My mindset right now consists of many conflicts: I'm looking forward to actually starting work (I'm getting tired of being home all day), but at the same time, I know I won't have much of a chance for a break for a long time. I'm excited to see patients, apply my knowledge, try to help people and maybe have some fun along the way, but I'm also terrified I might make a mistake and hurt someone. I'm looking forward to meeting new people, but I'm afraid that they actually might know medicine. I'm terrified that I won't be able to handle the workload, but I'm calm because life at the community-hospital based intern year that I'll be going through won't be anything close to that of the academic-hospital based interns that I got to vicariously live through during my recent sub-I. I'm hoping for starting with something light so that I can get my bearings before getting slammed, but at the same time, I want to get the tough months over with before I get burnt out.

I figure it's no use worrying too much about it. It's not like I can change anything.

Friday, June 17, 2011

Setting up shop in a parking lot

So, after a crazy month, I officially have my MD and have moved to where I will spend my intern year. I'm excited (and scared) for it to start. Orientation is next week, I'm sure you'll hear about it.

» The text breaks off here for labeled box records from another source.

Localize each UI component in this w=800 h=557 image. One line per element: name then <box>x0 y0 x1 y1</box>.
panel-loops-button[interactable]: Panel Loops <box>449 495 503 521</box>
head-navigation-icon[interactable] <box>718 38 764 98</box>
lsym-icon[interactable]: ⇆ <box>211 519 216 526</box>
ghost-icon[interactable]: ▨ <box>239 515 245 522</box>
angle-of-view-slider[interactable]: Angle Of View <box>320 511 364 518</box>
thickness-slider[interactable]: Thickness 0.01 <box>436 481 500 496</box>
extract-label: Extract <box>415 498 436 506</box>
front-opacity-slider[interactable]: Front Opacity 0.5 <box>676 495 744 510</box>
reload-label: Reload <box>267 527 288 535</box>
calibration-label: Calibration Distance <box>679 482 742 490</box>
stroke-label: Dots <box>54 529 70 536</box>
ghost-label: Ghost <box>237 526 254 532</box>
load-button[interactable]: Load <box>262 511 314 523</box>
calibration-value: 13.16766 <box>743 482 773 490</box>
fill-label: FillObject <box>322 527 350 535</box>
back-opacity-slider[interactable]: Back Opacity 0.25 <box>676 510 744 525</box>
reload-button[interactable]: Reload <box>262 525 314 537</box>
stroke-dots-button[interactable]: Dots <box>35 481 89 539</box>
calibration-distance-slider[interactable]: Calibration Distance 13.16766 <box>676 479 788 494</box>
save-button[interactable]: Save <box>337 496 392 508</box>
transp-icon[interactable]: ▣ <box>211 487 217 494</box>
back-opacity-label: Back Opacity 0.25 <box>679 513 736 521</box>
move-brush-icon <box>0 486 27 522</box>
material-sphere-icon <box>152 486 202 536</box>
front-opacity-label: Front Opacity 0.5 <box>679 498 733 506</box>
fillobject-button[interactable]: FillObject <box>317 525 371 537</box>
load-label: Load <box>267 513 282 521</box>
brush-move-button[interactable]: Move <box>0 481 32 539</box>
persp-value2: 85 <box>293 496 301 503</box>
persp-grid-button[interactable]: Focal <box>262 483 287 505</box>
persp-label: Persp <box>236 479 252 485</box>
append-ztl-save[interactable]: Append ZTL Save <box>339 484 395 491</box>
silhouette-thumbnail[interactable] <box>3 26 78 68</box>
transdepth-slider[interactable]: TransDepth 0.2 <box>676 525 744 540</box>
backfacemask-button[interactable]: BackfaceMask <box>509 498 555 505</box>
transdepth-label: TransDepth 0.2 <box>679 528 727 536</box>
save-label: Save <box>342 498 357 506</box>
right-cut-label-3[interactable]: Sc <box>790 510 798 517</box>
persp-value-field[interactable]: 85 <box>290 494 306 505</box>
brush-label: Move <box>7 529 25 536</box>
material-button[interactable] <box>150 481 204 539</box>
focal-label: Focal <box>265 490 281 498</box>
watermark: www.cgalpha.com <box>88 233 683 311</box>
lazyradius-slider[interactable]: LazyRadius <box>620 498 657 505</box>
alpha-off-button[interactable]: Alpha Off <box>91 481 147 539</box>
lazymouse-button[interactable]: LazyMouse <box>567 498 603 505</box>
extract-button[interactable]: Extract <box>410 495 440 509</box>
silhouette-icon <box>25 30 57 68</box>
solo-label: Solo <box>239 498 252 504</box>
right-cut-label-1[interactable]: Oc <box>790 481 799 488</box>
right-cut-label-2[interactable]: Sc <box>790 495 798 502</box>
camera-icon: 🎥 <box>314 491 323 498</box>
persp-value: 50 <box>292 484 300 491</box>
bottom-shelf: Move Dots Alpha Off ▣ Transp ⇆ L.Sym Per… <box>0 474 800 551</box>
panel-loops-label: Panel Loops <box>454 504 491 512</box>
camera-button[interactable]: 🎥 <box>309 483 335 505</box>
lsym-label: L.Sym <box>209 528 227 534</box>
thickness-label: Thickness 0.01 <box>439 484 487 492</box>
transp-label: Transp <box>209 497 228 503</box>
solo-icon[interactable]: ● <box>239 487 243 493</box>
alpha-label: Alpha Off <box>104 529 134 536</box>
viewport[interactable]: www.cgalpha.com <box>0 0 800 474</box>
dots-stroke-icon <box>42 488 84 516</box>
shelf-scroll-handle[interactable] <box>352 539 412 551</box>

In the meanwhile, Mrs. mxh has started her job as a pharmacist. She works one day a week at a pharmacy in a sketchy part of town and it turns out that the doctors there are more sketchy than the patients. There are a few doctors in that part of town that are notorious for prescribing large amount of narcotics, a lot of the times without even seeing the patients. The only thing that comes out of their primary care clinics is narcotics prescriptions and their patients have a suspicious pattern of getting new prescriptions too soon. What really makes it bad, though, is that one of the doctors has a habit of just hanging out at the pharmacy and writing prescriptions for narcotics in the parking lot! Yikes! This isn't something new either, it's well known among pharmacists in the area. Why do these people still have jobs? Why isn't the state medical board stripping their licenses from them? Why aren't they arrested?

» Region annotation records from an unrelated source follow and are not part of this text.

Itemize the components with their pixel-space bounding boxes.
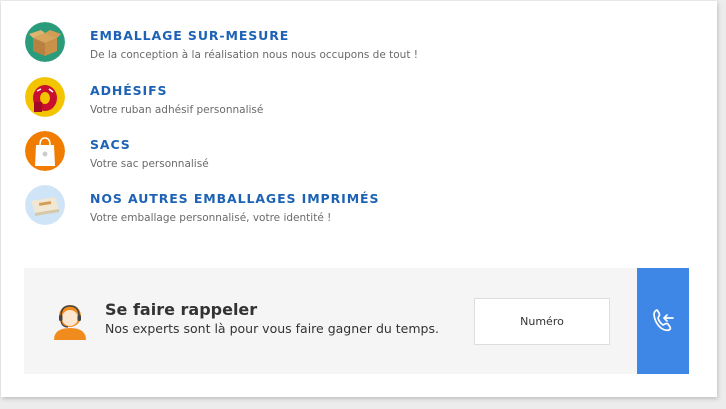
tape-icon xyxy=(25,77,65,117)
callback-title: Se faire rappeler xyxy=(105,300,258,319)
agent-icon xyxy=(49,300,91,342)
menu-item-title: ADHÉSIFS xyxy=(90,83,168,98)
bag-icon xyxy=(25,131,65,171)
menu-item-subtitle: Votre sac personnalisé xyxy=(90,158,209,170)
menu-item-sacs[interactable]: SACS Votre sac personnalisé xyxy=(25,131,625,173)
callback-form: Se faire rappeler Nos experts sont là po… xyxy=(24,268,689,374)
callback-subtitle: Nos experts sont là pour vous faire gagn… xyxy=(105,321,439,336)
menu-item-subtitle: De la conception à la réalisation nous n… xyxy=(90,49,418,61)
menu-item-subtitle: Votre ruban adhésif personnalisé xyxy=(90,104,264,116)
menu-item-emballage-sur-mesure[interactable]: EMBALLAGE SUR-MESURE De la conception à … xyxy=(25,22,625,64)
menu-item-subtitle: Votre emballage personnalisé, votre iden… xyxy=(90,212,332,224)
product-panel: EMBALLAGE SUR-MESURE De la conception à … xyxy=(1,1,717,397)
packaging-icon xyxy=(25,185,65,225)
phone-callback-icon xyxy=(650,307,676,336)
menu-item-adhesifs[interactable]: ADHÉSIFS Votre ruban adhésif personnalis… xyxy=(25,77,625,119)
menu-item-autres-emballages[interactable]: NOS AUTRES EMBALLAGES IMPRIMÉS Votre emb… xyxy=(25,185,625,227)
box-icon xyxy=(25,22,65,62)
menu-item-title: SACS xyxy=(90,137,131,152)
callback-submit-button[interactable] xyxy=(637,268,689,374)
menu-item-title: EMBALLAGE SUR-MESURE xyxy=(90,28,290,43)
phone-number-input[interactable] xyxy=(474,298,610,345)
menu-item-title: NOS AUTRES EMBALLAGES IMPRIMÉS xyxy=(90,191,380,206)
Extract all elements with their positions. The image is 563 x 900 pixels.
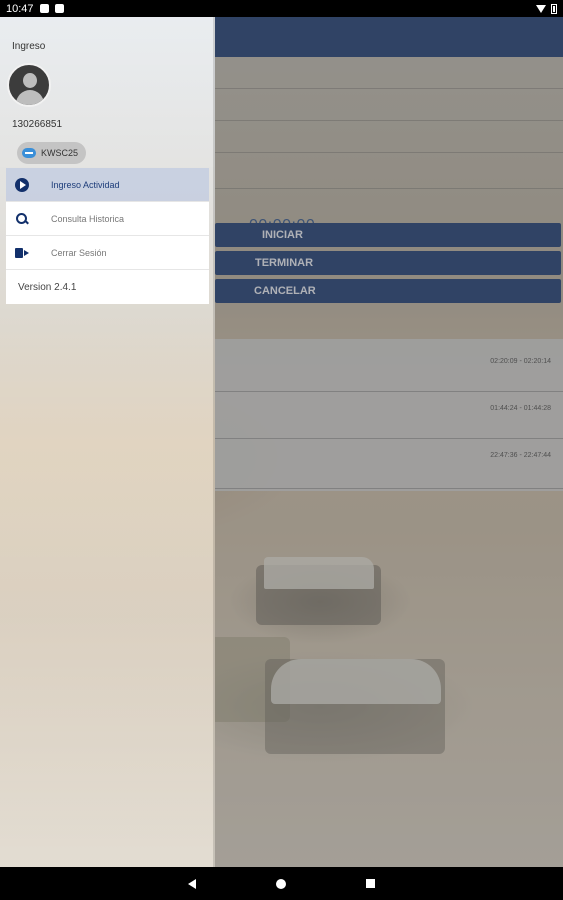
drawer-menu: Ingreso Actividad Consulta Historica Cer… <box>6 168 209 304</box>
recents-icon[interactable] <box>366 879 375 888</box>
avatar-body <box>16 90 44 105</box>
search-icon <box>15 212 29 226</box>
home-icon[interactable] <box>276 878 286 889</box>
system-nav-bar <box>0 867 563 900</box>
menu-item-label: Consulta Historica <box>51 213 125 224</box>
logout-icon <box>15 246 29 260</box>
menu-item-consulta-historica[interactable]: Consulta Historica <box>6 202 209 236</box>
play-icon <box>15 177 29 192</box>
user-id: 130266851 <box>12 119 63 130</box>
drawer-title: Ingreso <box>12 41 46 52</box>
status-time: 10:47 <box>6 2 34 15</box>
back-icon[interactable] <box>188 878 196 889</box>
menu-item-ingreso-actividad[interactable]: Ingreso Actividad <box>6 168 209 202</box>
drawer-edge <box>213 17 215 867</box>
chip-label: KWSC25 <box>41 148 79 158</box>
menu-item-label: Cerrar Sesión <box>51 247 107 258</box>
avatar-head <box>23 73 37 88</box>
screen: 10:47 00:00:00 INICIAR TERMINAR CANCELAR… <box>0 0 563 900</box>
device-icon <box>22 148 36 158</box>
notification-icon <box>39 4 49 13</box>
menu-item-label: Ingreso Actividad <box>51 179 120 190</box>
menu-item-cerrar-sesion[interactable]: Cerrar Sesión <box>6 236 209 270</box>
device-chip[interactable]: KWSC25 <box>17 142 87 164</box>
navigation-drawer: Ingreso 130266851 KWSC25 Ingreso Activid… <box>0 17 215 867</box>
status-bar: 10:47 <box>0 0 563 17</box>
wifi-icon <box>536 4 546 13</box>
sim-icon <box>54 4 64 13</box>
battery-icon <box>551 3 557 14</box>
avatar[interactable] <box>7 63 51 107</box>
version-label: Version 2.4.1 <box>6 270 209 304</box>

Part of the problem is that not too many people report them. But, I think, a major problem is that medical boards are notorious for not punishing their own. Medical schools emphasize fitting in and keeping the status quo. If you bring up a problem, it's better that it is discussed quietly. I think this attitude carries on to medical boards. If they punish a doctor, it'll make the news and that type of attention is something that medical boards don't like. If they ignore a problem, then everything will go an as it has. So far, it's been working, but some day, the narcotic ring that these two physicians are running will make front page news and the state medical board will wish that they have dealt with it sooner.